I have followed the "Graphics and Compute Development on Samsung Chromebook" (including disabling CONFIG_SECURITY_CHROMIUMOS) and have been able to boot to linux on the Chromebook. My issue is that I see no network at all, either via the apple USB dongle or the wireless. The devices don't even seem to exist so far as linux is concerned. Trying to install the USB device via modprobe gives an "Operation not permitted" error on usbnet.ko.
Has anyone gotten networking to work? If so how?
If anyone is willing to share a working sdcard image that would be fantastic. To be honest I got sick of building the linux kernel sometime in the 90s.
Thanks.
--Mike
P.S. I don't see OpenCL headers. Can I just copy them from a working system?
Reading the development guide, it looks like the Mali doesn't have separate high-speed local memory. Everything is just stored in global memory, so this may explain things. The COV and RX functions use a ton of local memory. I'm copying chunks of the images into local memory for performance reasons. Since I'm copying portions of the image multiple times into local memory (necessary on a machine with 16k of local memory) this is probably killing performance. I'll take a look at my code some more.
Hi Mike,
> Everything is just stored in global memory, so this may explain things
GPUs are designed to be latency tolerant, so where things are stored is a little less critical than CPUs, so although lower latency memory will always help it's isn't usually necessary.
> For performance, do I need to use the OpenCL vector load and math operations
Ideally yes - the Mali-T600 is a vector architecture with SIMD maths units, which is different to many other GPU architectures.
Where Mali excels is that our SIMD units are very flexible and very wide - if you only need int8 or int16 data for your kernel we can process 16 or 8 elements per SIMD unit per clock cycle (i.e. we have a 128-bit data path and you can carve that up into 8, 16, or 32-bit lanes). If you need floating point I believe the current drivers we have available off the website are only exposing fp32, but we are adding the half-float extension support in our next driver release.
While the compiler can auto-vectorize (and it is getting better at doing so, so we hope to improve here) there needs to be enough work in a work-item to fill the SIMD lanes, and auto-vectorization is relatively fiddly in any compiler, so it is always more reliable if you use the built-in functions.
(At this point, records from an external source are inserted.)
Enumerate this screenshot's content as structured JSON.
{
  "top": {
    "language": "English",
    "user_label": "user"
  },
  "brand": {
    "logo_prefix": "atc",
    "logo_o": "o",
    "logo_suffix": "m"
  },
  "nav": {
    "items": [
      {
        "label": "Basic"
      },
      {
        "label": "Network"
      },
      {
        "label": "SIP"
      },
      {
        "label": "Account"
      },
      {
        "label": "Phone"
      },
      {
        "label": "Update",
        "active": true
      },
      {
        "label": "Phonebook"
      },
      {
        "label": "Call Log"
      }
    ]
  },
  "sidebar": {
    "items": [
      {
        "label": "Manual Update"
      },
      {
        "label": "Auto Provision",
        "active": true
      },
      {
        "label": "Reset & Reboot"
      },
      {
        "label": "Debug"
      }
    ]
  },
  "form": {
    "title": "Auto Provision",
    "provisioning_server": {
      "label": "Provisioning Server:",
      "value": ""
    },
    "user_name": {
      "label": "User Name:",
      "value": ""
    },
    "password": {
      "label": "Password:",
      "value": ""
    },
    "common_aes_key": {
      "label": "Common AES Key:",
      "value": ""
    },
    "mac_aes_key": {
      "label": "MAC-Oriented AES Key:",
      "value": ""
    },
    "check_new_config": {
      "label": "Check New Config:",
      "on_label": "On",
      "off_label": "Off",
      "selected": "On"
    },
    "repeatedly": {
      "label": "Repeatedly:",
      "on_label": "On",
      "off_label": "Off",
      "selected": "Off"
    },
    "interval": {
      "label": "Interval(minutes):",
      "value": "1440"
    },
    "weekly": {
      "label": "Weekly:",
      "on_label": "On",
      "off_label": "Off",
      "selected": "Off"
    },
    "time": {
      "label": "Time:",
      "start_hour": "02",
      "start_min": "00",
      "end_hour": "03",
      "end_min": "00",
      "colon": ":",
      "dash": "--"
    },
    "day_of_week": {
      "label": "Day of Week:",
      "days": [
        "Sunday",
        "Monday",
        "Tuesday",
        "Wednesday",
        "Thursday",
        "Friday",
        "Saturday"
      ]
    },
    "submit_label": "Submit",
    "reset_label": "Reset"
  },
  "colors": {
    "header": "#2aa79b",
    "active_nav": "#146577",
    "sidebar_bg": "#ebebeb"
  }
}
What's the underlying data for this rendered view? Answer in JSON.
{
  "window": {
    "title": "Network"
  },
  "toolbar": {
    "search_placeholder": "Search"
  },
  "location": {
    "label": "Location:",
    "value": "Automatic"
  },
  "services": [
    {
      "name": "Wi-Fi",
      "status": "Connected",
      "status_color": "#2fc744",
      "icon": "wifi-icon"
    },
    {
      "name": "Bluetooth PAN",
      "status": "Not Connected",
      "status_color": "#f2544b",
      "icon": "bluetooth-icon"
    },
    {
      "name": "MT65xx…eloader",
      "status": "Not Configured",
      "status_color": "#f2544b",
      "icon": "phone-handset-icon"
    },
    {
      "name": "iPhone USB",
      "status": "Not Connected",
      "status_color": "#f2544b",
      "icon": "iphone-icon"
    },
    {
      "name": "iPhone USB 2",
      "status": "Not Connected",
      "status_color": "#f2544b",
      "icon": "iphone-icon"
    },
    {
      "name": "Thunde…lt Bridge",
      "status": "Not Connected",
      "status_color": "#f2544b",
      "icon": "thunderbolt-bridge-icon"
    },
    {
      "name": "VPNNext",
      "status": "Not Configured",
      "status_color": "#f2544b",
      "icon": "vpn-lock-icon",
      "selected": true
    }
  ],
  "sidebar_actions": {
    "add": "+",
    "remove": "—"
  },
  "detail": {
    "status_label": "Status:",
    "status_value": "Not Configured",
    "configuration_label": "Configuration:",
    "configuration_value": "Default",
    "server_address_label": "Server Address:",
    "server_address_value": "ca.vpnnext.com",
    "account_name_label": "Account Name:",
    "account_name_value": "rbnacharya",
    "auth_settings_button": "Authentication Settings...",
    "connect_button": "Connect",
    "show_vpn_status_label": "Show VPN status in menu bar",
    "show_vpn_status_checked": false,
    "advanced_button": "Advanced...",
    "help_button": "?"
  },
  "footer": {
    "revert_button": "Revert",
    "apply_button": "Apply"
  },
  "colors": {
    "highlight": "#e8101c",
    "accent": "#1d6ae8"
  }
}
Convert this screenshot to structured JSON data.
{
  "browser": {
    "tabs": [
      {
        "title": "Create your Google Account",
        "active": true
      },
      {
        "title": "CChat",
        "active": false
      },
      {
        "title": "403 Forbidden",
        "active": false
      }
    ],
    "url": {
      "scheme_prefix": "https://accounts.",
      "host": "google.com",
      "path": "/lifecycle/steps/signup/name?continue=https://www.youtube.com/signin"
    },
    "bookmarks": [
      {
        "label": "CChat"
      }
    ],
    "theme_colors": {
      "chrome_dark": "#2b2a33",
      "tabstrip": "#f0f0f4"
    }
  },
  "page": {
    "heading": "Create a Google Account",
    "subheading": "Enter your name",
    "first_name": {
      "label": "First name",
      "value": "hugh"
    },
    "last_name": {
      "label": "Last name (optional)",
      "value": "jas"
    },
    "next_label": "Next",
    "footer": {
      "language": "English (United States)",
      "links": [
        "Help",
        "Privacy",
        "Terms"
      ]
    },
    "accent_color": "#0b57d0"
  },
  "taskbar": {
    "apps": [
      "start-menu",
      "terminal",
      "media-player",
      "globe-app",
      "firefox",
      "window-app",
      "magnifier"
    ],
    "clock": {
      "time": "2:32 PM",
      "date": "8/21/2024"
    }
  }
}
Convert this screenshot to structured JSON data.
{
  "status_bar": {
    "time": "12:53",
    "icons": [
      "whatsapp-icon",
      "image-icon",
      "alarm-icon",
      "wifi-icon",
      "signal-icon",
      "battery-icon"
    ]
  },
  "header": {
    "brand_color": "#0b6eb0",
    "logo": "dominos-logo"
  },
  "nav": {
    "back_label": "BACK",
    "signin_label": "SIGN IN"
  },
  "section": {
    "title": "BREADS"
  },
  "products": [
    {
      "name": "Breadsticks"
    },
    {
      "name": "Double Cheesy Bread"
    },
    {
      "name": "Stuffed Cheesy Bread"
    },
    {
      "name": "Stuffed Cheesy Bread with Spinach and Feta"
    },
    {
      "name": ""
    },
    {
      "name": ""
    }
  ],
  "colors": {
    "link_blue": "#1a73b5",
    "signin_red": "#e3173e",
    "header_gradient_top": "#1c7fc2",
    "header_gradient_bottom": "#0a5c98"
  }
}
You may want to try downloading the ARM DS-5 Community Edition - this supports the Streamline profiling tool which includes support for capturing and displaying the GPU hardware performance counters. This should help you indicate where your GPU cycles are being spent, including some measure of the efficiency of the GPU interaction with main memory. We have an optimization guide which includes some hints on what counters you want to look at for different types of problem, but if you have any questions please shout:
Mali GPU Application Optimization Guide v3.0 « Mali Developer Center
Kind regards,Pete
> I've been working off of a NFS disk to avoid writing to the SD card. Is there any other option to this?
This is the method I use, although USB stick is also viable.
> Since I'm copying portions of the image multiple times into local memory (necessary on a machine with 16k of local memory) this is probably killing performance
This is unnecessary on our architecture, and everything can be done from global memory. The guide Pete links to is focused on graphics I believe but will give some good insight and performance considerations on our architecture. There is also an OpenCL specific guide at Mali-T600 Series GPU OpenCL Developer Guide « Mali Developer Center which is worth a read!